Japanese game culture, like that arising from Final Fantasy, did leave its mark on Satterwhite’s predilection for pinks, purples, and greens. He notes this tertiary palette extended to the pop music and contemporary-art culture of the time, too, citing works by Chris Cunningham, Bjork, Alexander McQueen, and Madonna (the Ray of Light album cover) as examples of the cerulean blues and violets that were prominent when he came to fruition as a colorist. While 1990s video-game palettes were delimited by hardware, and Satterwhite’s preferred 3D software, Maya, allows unlimited palettes, he notes that his color scheme “allows me to quickly play with more complicated relationships in the landscape.”
Satterwhite is further inspired by Bjork’s strategy of limiting her aural palette of synth or vocal samples. One of Satterwhite’s new projects uses 155 of his mother’s scratchy a cappella recordings, made while she was institutionalized after being diagnosed with schizophrenia, as a starting point for a lush trip-hop and acid-house inflected electronic concept album. He describes the process of interpreting her cassette tapes and weaving them into a landscape of beats and sounds as a kind of synesthesia. His visions in turn become accompanying video works, like his Birds of Paradise (2017-19) series, which he describes as exploring Nigerian shrines and rituals about material culture, among other aspects close to the mythology of his work. These works will soon be on view at Pioneer Works, in Brooklyn, along with a vinyl-record release, a Tower Records–style installation, and, later this year, a full-blown concert at Performa.
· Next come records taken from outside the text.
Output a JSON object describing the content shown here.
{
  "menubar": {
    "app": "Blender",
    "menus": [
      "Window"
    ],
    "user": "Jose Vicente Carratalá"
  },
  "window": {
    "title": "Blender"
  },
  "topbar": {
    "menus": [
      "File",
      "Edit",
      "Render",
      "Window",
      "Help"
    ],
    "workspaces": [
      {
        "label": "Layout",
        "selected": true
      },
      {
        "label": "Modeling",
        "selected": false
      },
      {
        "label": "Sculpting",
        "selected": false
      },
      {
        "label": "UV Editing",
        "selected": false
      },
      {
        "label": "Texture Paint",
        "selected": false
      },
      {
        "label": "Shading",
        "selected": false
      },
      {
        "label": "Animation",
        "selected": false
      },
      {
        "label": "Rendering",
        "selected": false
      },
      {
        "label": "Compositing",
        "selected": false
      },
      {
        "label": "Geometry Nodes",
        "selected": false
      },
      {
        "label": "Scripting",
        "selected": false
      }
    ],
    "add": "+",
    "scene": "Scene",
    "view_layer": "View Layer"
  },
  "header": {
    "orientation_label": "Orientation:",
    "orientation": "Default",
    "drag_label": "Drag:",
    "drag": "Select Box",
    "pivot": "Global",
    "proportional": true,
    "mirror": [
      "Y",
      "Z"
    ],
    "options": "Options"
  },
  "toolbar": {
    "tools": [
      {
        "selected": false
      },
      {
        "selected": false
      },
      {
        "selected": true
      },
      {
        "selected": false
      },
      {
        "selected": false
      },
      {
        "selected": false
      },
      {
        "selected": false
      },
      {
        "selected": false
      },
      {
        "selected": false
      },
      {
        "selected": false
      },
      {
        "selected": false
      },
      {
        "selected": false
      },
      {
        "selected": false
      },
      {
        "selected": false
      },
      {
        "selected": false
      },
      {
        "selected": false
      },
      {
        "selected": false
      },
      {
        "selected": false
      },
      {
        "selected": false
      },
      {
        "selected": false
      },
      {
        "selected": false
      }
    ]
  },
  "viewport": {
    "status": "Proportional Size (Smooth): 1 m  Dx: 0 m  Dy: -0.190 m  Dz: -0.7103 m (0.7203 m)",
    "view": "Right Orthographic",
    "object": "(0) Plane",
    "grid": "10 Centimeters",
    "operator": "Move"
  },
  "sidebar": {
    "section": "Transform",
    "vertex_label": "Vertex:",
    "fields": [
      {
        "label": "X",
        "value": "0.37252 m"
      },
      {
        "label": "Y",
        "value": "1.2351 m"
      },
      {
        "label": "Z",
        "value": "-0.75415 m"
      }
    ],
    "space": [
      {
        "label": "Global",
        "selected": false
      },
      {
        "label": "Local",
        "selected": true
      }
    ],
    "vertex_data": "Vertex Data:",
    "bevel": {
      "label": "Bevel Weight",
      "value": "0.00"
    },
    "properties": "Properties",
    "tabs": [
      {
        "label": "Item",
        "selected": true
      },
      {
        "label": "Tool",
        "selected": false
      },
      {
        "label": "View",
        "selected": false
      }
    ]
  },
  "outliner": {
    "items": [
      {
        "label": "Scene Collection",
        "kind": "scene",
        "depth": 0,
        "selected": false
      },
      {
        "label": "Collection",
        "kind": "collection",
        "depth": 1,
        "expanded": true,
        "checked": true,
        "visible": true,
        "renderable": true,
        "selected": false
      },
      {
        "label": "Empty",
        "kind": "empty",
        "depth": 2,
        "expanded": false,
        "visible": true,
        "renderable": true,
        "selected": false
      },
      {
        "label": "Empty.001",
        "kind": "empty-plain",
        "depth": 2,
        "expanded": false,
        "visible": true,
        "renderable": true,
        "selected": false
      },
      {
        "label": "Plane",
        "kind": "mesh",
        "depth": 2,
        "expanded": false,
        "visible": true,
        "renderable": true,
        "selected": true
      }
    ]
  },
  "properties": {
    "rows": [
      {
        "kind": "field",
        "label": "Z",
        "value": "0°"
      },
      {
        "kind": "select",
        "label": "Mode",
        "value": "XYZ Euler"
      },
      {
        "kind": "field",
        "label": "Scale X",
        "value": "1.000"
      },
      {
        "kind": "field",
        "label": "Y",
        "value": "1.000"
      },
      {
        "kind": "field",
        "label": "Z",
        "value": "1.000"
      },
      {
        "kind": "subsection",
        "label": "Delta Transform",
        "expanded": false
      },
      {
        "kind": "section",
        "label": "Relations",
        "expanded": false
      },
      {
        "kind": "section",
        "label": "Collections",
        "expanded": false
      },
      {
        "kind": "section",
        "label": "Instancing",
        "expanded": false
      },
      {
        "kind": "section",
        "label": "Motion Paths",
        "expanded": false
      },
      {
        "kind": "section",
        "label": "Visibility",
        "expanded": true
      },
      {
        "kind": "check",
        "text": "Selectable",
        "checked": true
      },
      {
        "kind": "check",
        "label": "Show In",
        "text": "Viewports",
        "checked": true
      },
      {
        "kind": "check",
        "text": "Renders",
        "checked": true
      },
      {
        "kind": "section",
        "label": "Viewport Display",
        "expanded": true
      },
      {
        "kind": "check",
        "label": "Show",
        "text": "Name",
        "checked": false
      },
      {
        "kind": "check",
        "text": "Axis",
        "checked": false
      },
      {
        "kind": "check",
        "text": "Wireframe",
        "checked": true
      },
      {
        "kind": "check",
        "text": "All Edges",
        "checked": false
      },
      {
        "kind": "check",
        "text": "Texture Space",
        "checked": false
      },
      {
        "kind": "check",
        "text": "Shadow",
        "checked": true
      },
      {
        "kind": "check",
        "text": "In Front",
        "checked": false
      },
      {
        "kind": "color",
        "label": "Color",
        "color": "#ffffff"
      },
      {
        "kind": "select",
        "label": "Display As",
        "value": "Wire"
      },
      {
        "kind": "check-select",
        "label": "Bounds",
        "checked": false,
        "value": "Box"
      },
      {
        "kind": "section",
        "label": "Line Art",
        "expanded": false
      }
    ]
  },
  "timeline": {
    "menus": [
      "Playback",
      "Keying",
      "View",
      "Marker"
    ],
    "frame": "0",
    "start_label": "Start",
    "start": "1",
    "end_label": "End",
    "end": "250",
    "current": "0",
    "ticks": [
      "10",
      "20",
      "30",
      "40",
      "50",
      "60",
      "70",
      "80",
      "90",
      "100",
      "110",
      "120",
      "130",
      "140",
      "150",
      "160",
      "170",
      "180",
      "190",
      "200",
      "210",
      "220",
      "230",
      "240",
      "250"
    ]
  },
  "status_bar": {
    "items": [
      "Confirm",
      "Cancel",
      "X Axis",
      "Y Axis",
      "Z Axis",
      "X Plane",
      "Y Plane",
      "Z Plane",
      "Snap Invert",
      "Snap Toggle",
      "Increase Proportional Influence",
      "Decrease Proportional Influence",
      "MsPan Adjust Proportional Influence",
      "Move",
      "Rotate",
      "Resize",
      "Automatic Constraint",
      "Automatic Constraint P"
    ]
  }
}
The album has been a long time coming. Satterwhite has been trying to make it since 2008, but it was only upon meeting his collaborator, Nick Weiss, that he was able to realize his vision. Two years in the studio followed, including cameos from musicians and friends. The record will be released on streaming services and “critical pipelines of that genre,” including a forthcoming Pitchfork review of one of its singles. Satterwhite takes pains to emphasize that this will be a legitimate record, not a cheesy artist one. He says, somewhat heatedly, “It’s a real record; it’s better than real music. It needs to be critically interrogated in that genre because it’s doing something that other music doesn’t do, which is a kind of revivalist form using a limited palette activated by a VR project. [It] interrogates where music is going and the objecthood of music.” It deserves to be in that conversation, he says, and “Why not? That’s what [my mother] wanted.”
Over the course of our conversation, Satterwhite seems like someone holding a set of weighted battle ropes, the kind one might see rippling at the local gym. His near future includes a solo exhibition at the Fabric Workshop and Museum in Philadelphia and his first retrospective (with an accompanying monograph) at Carnegie Mellon University next year. If one rope is the Birds of Paradise (2017-19) series, the other is his piece titled Blessed Avenue (2018). He describes it as “anthropomorphized avatars performing various banal, mechanical, pipeline actions” on one channel and a composite abstraction of various disaster zones and Pegasus-like winged horses on the other. The video is an exercise in ambiguity; hierarchies are hard to pick out. He says, “You can’t tell if it’s a party or some kind of communist system.”
In contrast to the opacity of the video, Satterwhite is increasingly certain about where he’s heading, and he’s looking forward to showing multiple timelines of his practice: “Everyone will understand the threads that were ambiguous or confusing. I understand myself now more than I ever have in my career or practice, and I think it’s time to bring back everything and show my intent. Now that I’m finding myself, settling down into my language, I want to make some things clear.”